Fontana Liri – Pioggia di richieste di finanziamento dal Comune: progetti per oltre 4 milioni

Il Comune punta su: rigenerazione urbana, cultura, infrastrutture e sicurezza. Tutti i progetti per il rilancio del territorio

Un’autentica strategia di rilancio per il territorio: è quella messa in campo dal Comune di Fontana Liri, che negli ultimi mesi ha presentato numerose richieste di finanziamento per un totale che supera i 4 milioni di euro, puntando su rigenerazione urbana, cultura, infrastrutture e sicurezza.

Tra i progetti di punta spicca l’Antico Mulino, fulcro di ben tre diverse richieste: 398mila euro sul bando “Fondi piccoli comuni” di Lazio Innova, 440mila euro sull’8×1000 della Presidenza del Consiglio dei Ministri e un’ulteriore candidatura per il bando “Valorizzazione dei luoghi della cultura” della Regione Lazio.
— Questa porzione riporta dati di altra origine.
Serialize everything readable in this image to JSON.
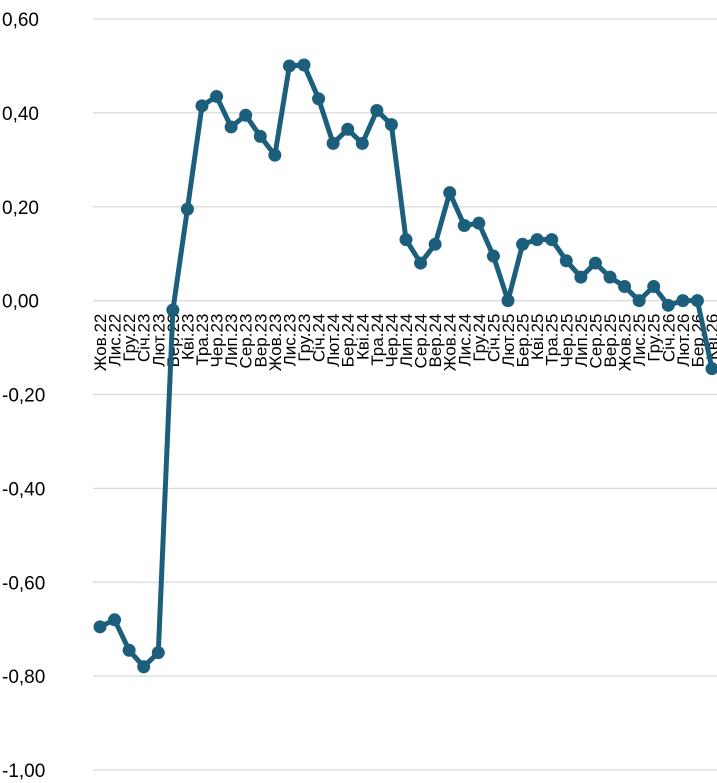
{
  "chart_data": {
    "type": "line",
    "title": "",
    "xlabel": "",
    "ylabel": "",
    "ylim": [
      -1.0,
      0.6
    ],
    "yticks": [
      "-1,00",
      "-0,80",
      "-0,60",
      "-0,40",
      "-0,20",
      "0,00",
      "0,20",
      "0,40",
      "0,60"
    ],
    "ytick_values": [
      -1.0,
      -0.8,
      -0.6,
      -0.4,
      -0.2,
      0.0,
      0.2,
      0.4,
      0.6
    ],
    "grid": true,
    "legend": "none",
    "line_color": "#1b5f7c",
    "categories": [
      "Жов.22",
      "Лис.22",
      "Гру.22",
      "Січ.23",
      "Лют.23",
      "Бер.23",
      "Кві.23",
      "Тра.23",
      "Чер.23",
      "Лип.23",
      "Сер.23",
      "Вер.23",
      "Жов.23",
      "Лис.23",
      "Гру.23",
      "Січ.24",
      "Лют.24",
      "Бер.24",
      "Кві.24",
      "Тра.24",
      "Чер.24",
      "Лип.24",
      "Сер.24",
      "Вер.24",
      "Жов.24",
      "Лис.24",
      "Гру.24",
      "Січ.25",
      "Лют.25",
      "Бер.25",
      "Кві.25",
      "Тра.25",
      "Чер.25",
      "Лип.25",
      "Сер.25",
      "Вер.25",
      "Жов.25",
      "Лис.25",
      "Гру.25",
      "Січ.26",
      "Лют.26",
      "Бер.26",
      "Кві.26"
    ],
    "series": [
      {
        "values": [
          -0.695,
          -0.68,
          -0.745,
          -0.78,
          -0.75,
          -0.02,
          0.195,
          0.415,
          0.435,
          0.37,
          0.395,
          0.35,
          0.31,
          0.5,
          0.502,
          0.43,
          0.335,
          0.365,
          0.335,
          0.405,
          0.375,
          0.13,
          0.08,
          0.12,
          0.23,
          0.16,
          0.165,
          0.095,
          0.0,
          0.12,
          0.13,
          0.13,
          0.085,
          0.05,
          0.08,
          0.05,
          0.03,
          0.0,
          0.03,
          -0.01,
          0.0,
          0.0,
          -0.145
        ]
      }
    ]
  }
}
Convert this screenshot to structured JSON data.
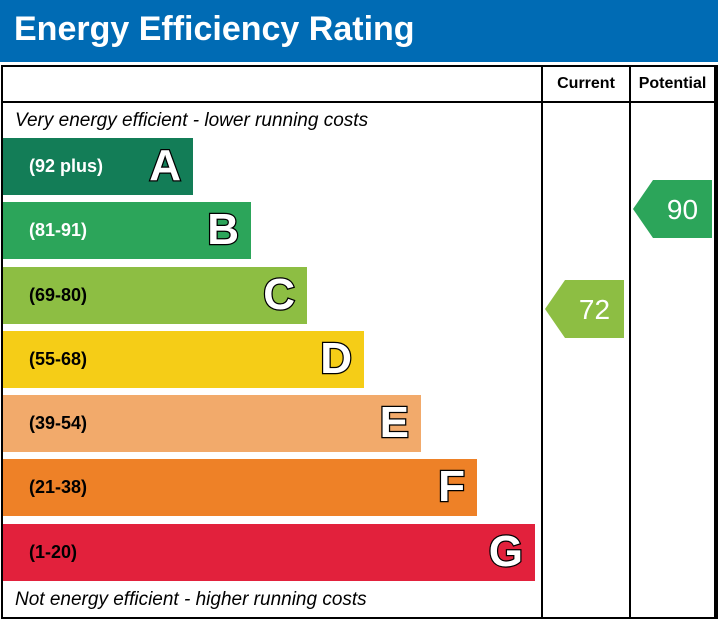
{
  "title": "Energy Efficiency Rating",
  "chart_data": {
    "type": "table",
    "columns": [
      "Current",
      "Potential"
    ],
    "top_note": "Very energy efficient - lower running costs",
    "bottom_note": "Not energy efficient - higher running costs",
    "bands": [
      {
        "letter": "A",
        "range": "(92 plus)",
        "color": "#137d57"
      },
      {
        "letter": "B",
        "range": "(81-91)",
        "color": "#2ca55a"
      },
      {
        "letter": "C",
        "range": "(69-80)",
        "color": "#8dbe43"
      },
      {
        "letter": "D",
        "range": "(55-68)",
        "color": "#f5cd17"
      },
      {
        "letter": "E",
        "range": "(39-54)",
        "color": "#f2aa6b"
      },
      {
        "letter": "F",
        "range": "(21-38)",
        "color": "#ee8127"
      },
      {
        "letter": "G",
        "range": "(1-20)",
        "color": "#e2213c"
      }
    ],
    "current": {
      "value": "72",
      "band": "C",
      "color": "#8dbe43"
    },
    "potential": {
      "value": "90",
      "band": "B",
      "color": "#2ca55a"
    }
  }
}
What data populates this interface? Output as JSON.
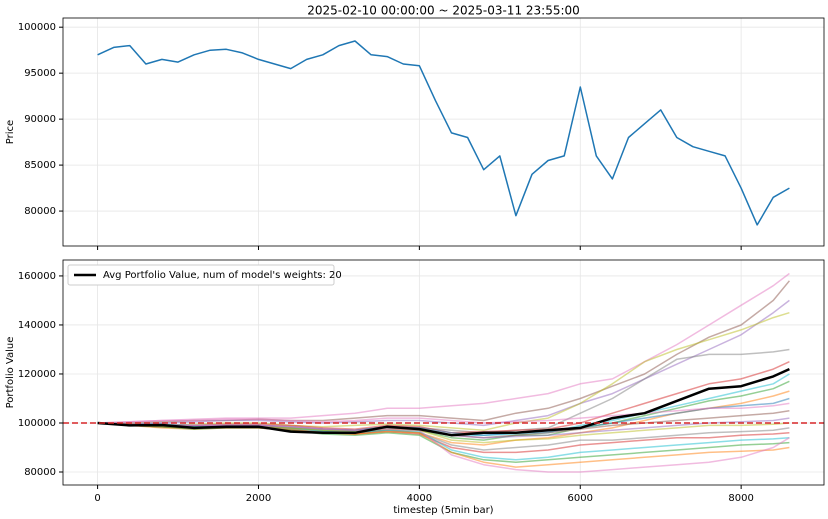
{
  "chart_data": [
    {
      "type": "line",
      "title": "2025-02-10 00:00:00 ~ 2025-03-11 23:55:00",
      "ylabel": "Price",
      "xlim": [
        -430,
        9030
      ],
      "ylim": [
        76200,
        101000
      ],
      "xticks": [
        0,
        2000,
        4000,
        6000,
        8000
      ],
      "xtick_labels": false,
      "yticks": [
        80000,
        85000,
        90000,
        95000,
        100000
      ],
      "grid": true,
      "x": [
        0,
        200,
        400,
        600,
        800,
        1000,
        1200,
        1400,
        1600,
        1800,
        2000,
        2200,
        2400,
        2600,
        2800,
        3000,
        3200,
        3400,
        3600,
        3800,
        4000,
        4200,
        4400,
        4600,
        4800,
        5000,
        5200,
        5400,
        5600,
        5800,
        6000,
        6200,
        6400,
        6600,
        6800,
        7000,
        7200,
        7400,
        7600,
        7800,
        8000,
        8200,
        8400,
        8600
      ],
      "series": [
        {
          "color": "#1f77b4",
          "values": [
            97000,
            97800,
            98000,
            96000,
            96500,
            96200,
            97000,
            97500,
            97600,
            97200,
            96500,
            96000,
            95500,
            96500,
            97000,
            98000,
            98500,
            97000,
            96800,
            96000,
            95800,
            92000,
            88500,
            88000,
            84500,
            86000,
            79500,
            84000,
            85500,
            86000,
            93500,
            86000,
            83500,
            88000,
            89500,
            91000,
            88000,
            87000,
            86500,
            86000,
            82500,
            78500,
            81500,
            82500
          ]
        }
      ]
    },
    {
      "type": "line",
      "ylabel": "Portfolio Value",
      "xlabel": "timestep (5min bar)",
      "xlim": [
        -430,
        9030
      ],
      "ylim": [
        74700,
        166500
      ],
      "xticks": [
        0,
        2000,
        4000,
        6000,
        8000
      ],
      "yticks": [
        80000,
        100000,
        120000,
        140000,
        160000
      ],
      "grid": true,
      "legend": "upper left",
      "hline": {
        "value": 100000,
        "color": "#d62728",
        "style": "dashed"
      },
      "x": [
        0,
        400,
        800,
        1200,
        1600,
        2000,
        2400,
        2800,
        3200,
        3600,
        4000,
        4400,
        4800,
        5200,
        5600,
        6000,
        6400,
        6800,
        7200,
        7600,
        8000,
        8400,
        8600
      ],
      "series": [
        {
          "color": "#e377c2",
          "values": [
            100000,
            100500,
            101000,
            101500,
            102000,
            102000,
            102000,
            103000,
            104000,
            106000,
            106000,
            107000,
            108000,
            110000,
            112000,
            116000,
            118000,
            125000,
            132000,
            140000,
            148000,
            156000,
            161000
          ]
        },
        {
          "color": "#8c564b",
          "values": [
            100000,
            100000,
            100500,
            101000,
            101000,
            101500,
            101000,
            101000,
            102000,
            103000,
            103000,
            102000,
            101000,
            104000,
            106000,
            110000,
            115000,
            120000,
            128000,
            135000,
            140000,
            150000,
            158000
          ]
        },
        {
          "color": "#9467bd",
          "values": [
            100000,
            99500,
            100000,
            100500,
            101000,
            101000,
            100500,
            100000,
            100500,
            101000,
            101000,
            100000,
            99000,
            101000,
            103000,
            108000,
            112000,
            118000,
            124000,
            130000,
            136000,
            145000,
            150000
          ]
        },
        {
          "color": "#bcbd22",
          "values": [
            100000,
            99500,
            99000,
            99500,
            100000,
            100000,
            99000,
            98500,
            99000,
            99500,
            99000,
            98000,
            97000,
            100000,
            102000,
            108000,
            116000,
            125000,
            130000,
            134000,
            138000,
            143000,
            145000
          ]
        },
        {
          "color": "#7f7f7f",
          "values": [
            100000,
            99000,
            99000,
            98500,
            99000,
            99000,
            98000,
            97500,
            97000,
            98500,
            98000,
            97000,
            96000,
            97000,
            98000,
            104000,
            110000,
            118000,
            126000,
            128000,
            128000,
            129000,
            130000
          ]
        },
        {
          "color": "#d62728",
          "values": [
            100000,
            99500,
            99000,
            99000,
            99500,
            99500,
            99000,
            98000,
            97500,
            99000,
            98500,
            96000,
            96500,
            97000,
            97500,
            100000,
            104000,
            108000,
            112000,
            116000,
            118000,
            122000,
            125000
          ]
        },
        {
          "color": "#17becf",
          "values": [
            100000,
            99000,
            98500,
            98000,
            98500,
            98500,
            98000,
            97000,
            96500,
            98000,
            97500,
            95000,
            95000,
            95500,
            96000,
            99000,
            101000,
            104000,
            107000,
            110000,
            113000,
            116000,
            120000
          ]
        },
        {
          "color": "#2ca02c",
          "values": [
            100000,
            99500,
            99000,
            98500,
            98500,
            98500,
            98000,
            97000,
            97000,
            98000,
            97000,
            94000,
            93000,
            95000,
            95000,
            98000,
            100000,
            103000,
            106000,
            109000,
            111000,
            114000,
            117000
          ]
        },
        {
          "color": "#ff7f0e",
          "values": [
            100000,
            99000,
            98000,
            97500,
            98000,
            98000,
            97000,
            96000,
            95500,
            97000,
            96000,
            92000,
            91000,
            93000,
            94000,
            96000,
            98000,
            101000,
            104000,
            106000,
            108000,
            111000,
            113000
          ]
        },
        {
          "color": "#1f77b4",
          "values": [
            100000,
            99500,
            99500,
            99000,
            99000,
            99000,
            98500,
            97500,
            97000,
            98500,
            98000,
            96000,
            95000,
            96000,
            96500,
            98000,
            100000,
            102000,
            104000,
            106000,
            107000,
            108000,
            110000
          ]
        },
        {
          "color": "#e377c2",
          "values": [
            100000,
            100500,
            101000,
            101000,
            101500,
            101500,
            101000,
            100500,
            101000,
            102000,
            102000,
            101000,
            100000,
            100500,
            101000,
            102000,
            103000,
            104000,
            105000,
            106000,
            106000,
            107000,
            108000
          ]
        },
        {
          "color": "#8c564b",
          "values": [
            100000,
            99000,
            98500,
            98000,
            98000,
            98000,
            97000,
            96500,
            96000,
            97500,
            97000,
            95000,
            94000,
            95000,
            96000,
            97500,
            99000,
            100000,
            101000,
            102000,
            103000,
            104000,
            105000
          ]
        },
        {
          "color": "#9467bd",
          "values": [
            100000,
            99500,
            99000,
            99000,
            99000,
            99000,
            98500,
            97500,
            97000,
            98000,
            97500,
            95000,
            94000,
            94500,
            95000,
            96000,
            97000,
            98000,
            99000,
            100000,
            100500,
            101000,
            102000
          ]
        },
        {
          "color": "#bcbd22",
          "values": [
            100000,
            99000,
            98500,
            98000,
            98500,
            98500,
            98000,
            97000,
            96500,
            97500,
            97000,
            93000,
            92000,
            93000,
            93500,
            95000,
            96000,
            97000,
            98000,
            99000,
            99000,
            99500,
            100000
          ]
        },
        {
          "color": "#7f7f7f",
          "values": [
            100000,
            99500,
            99000,
            98500,
            98500,
            98500,
            97500,
            96500,
            96000,
            97000,
            96000,
            91000,
            89000,
            90000,
            91000,
            93000,
            93000,
            94000,
            95000,
            96000,
            96500,
            97000,
            98000
          ]
        },
        {
          "color": "#d62728",
          "values": [
            100000,
            99000,
            98500,
            98000,
            98000,
            98000,
            97000,
            96000,
            95500,
            96500,
            95500,
            90000,
            88000,
            88000,
            89000,
            91000,
            92000,
            93000,
            94000,
            94000,
            95000,
            95500,
            96000
          ]
        },
        {
          "color": "#17becf",
          "values": [
            100000,
            99500,
            99000,
            98500,
            98500,
            98500,
            97500,
            96500,
            96000,
            97000,
            96500,
            89000,
            86000,
            85000,
            86000,
            88000,
            89000,
            90000,
            91000,
            92000,
            93000,
            93500,
            94000
          ]
        },
        {
          "color": "#2ca02c",
          "values": [
            100000,
            99000,
            98500,
            97500,
            98000,
            98000,
            97000,
            95500,
            95000,
            96000,
            95000,
            88000,
            85000,
            84000,
            85000,
            86000,
            87000,
            88000,
            89000,
            90000,
            91000,
            91500,
            92000
          ]
        },
        {
          "color": "#ff7f0e",
          "values": [
            100000,
            99500,
            99000,
            98000,
            98500,
            98500,
            97500,
            96000,
            95500,
            96500,
            96000,
            88000,
            84000,
            82000,
            83000,
            84000,
            85000,
            86000,
            87000,
            88000,
            88500,
            89000,
            90000
          ]
        },
        {
          "color": "#e377c2",
          "values": [
            100000,
            99500,
            99000,
            99000,
            99000,
            99000,
            98500,
            97500,
            97000,
            97500,
            97000,
            87000,
            83000,
            81000,
            80000,
            80000,
            81000,
            82000,
            83000,
            84000,
            86000,
            90000,
            94000
          ]
        },
        {
          "name": "Avg Portfolio Value, num of model's weights: 20",
          "color": "#000000",
          "values": [
            100000,
            99000,
            99200,
            98000,
            98500,
            98500,
            96500,
            96000,
            96000,
            98500,
            97500,
            95000,
            96000,
            96000,
            97000,
            98000,
            102000,
            104000,
            109000,
            114000,
            115000,
            119000,
            122000
          ]
        }
      ]
    }
  ]
}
Un’operazione che mira a recuperare e rendere fruibile un simbolo del patrimonio storico locale, valorizzandone anche l’area circostante.

Significativa anche l’attenzione per la viabilità e la sicurezza urbana: il Comune ha richiesto 150mila euro al Ministero delle Infrastrutture per le strade comunali e altri 150mila euro al Ministero dell’Interno per il potenziamento della videosorveglianza. Sul fronte culturale e religioso, avanzate richieste per 100mila euro per la Chiesa di Santa Barbara in vista del Giubileo e altri 100mila euro per interventi di rigenerazione urbana.

Il centro storico, elemento identitario del paese, è al centro di due diverse richieste: 300mila euro sulla linea di finanziamento della Regione Lazio e 700mila euro per un progetto di riqualificazione in attesa di scorrimento della graduatoria presso il Dipartimento Casa Italia della Presidenza del Consiglio dei Ministri.

Rilevanti anche gli interventi previsti per la sede comunale: 200mila euro per la manutenzione straordinaria e 300mila euro per l’efficientamento energetico, in risposta rispettivamente ai bandi regionali e del Ministero delle Infrastrutture.

Aree dismesse

Tra le richieste più ambiziose figura un grande piano di valorizzazione delle aree dismesse, con un progetto da 2 milioni e 200mila euro presentato alla Presidenza del Consiglio. Il piano prevede il recupero di diversi immobili inutilizzati, tra cui il Baretto, il Torrione, l’ex Scuola di Fontana Liri Superiore, il Casale, il pallone tensostatico e il campo sportivo comunale. Per questo progetto è prevista anche la compartecipazione dei privati e la nascita di partenariati pubblico-privati.

Il Comune ha inoltre presentato la candidatura al bando “Comune Amico 2025” del Codacons e sta lavorando, in sinergia con il Comune di Castelliri, alla partecipazione al bando “Sport e periferie” per il rifacimento del manto sintetico del campo di calcio a 11 e l’efficientamento energetico degli impianti sportivi.

Un programma ampio e articolato, che testimonia la volontà dell’amministrazione comunale di intercettare tutte le opportunità disponibili per dare nuova linfa a Fontana Liri e migliorare la qualità della vita dei suoi cittadini.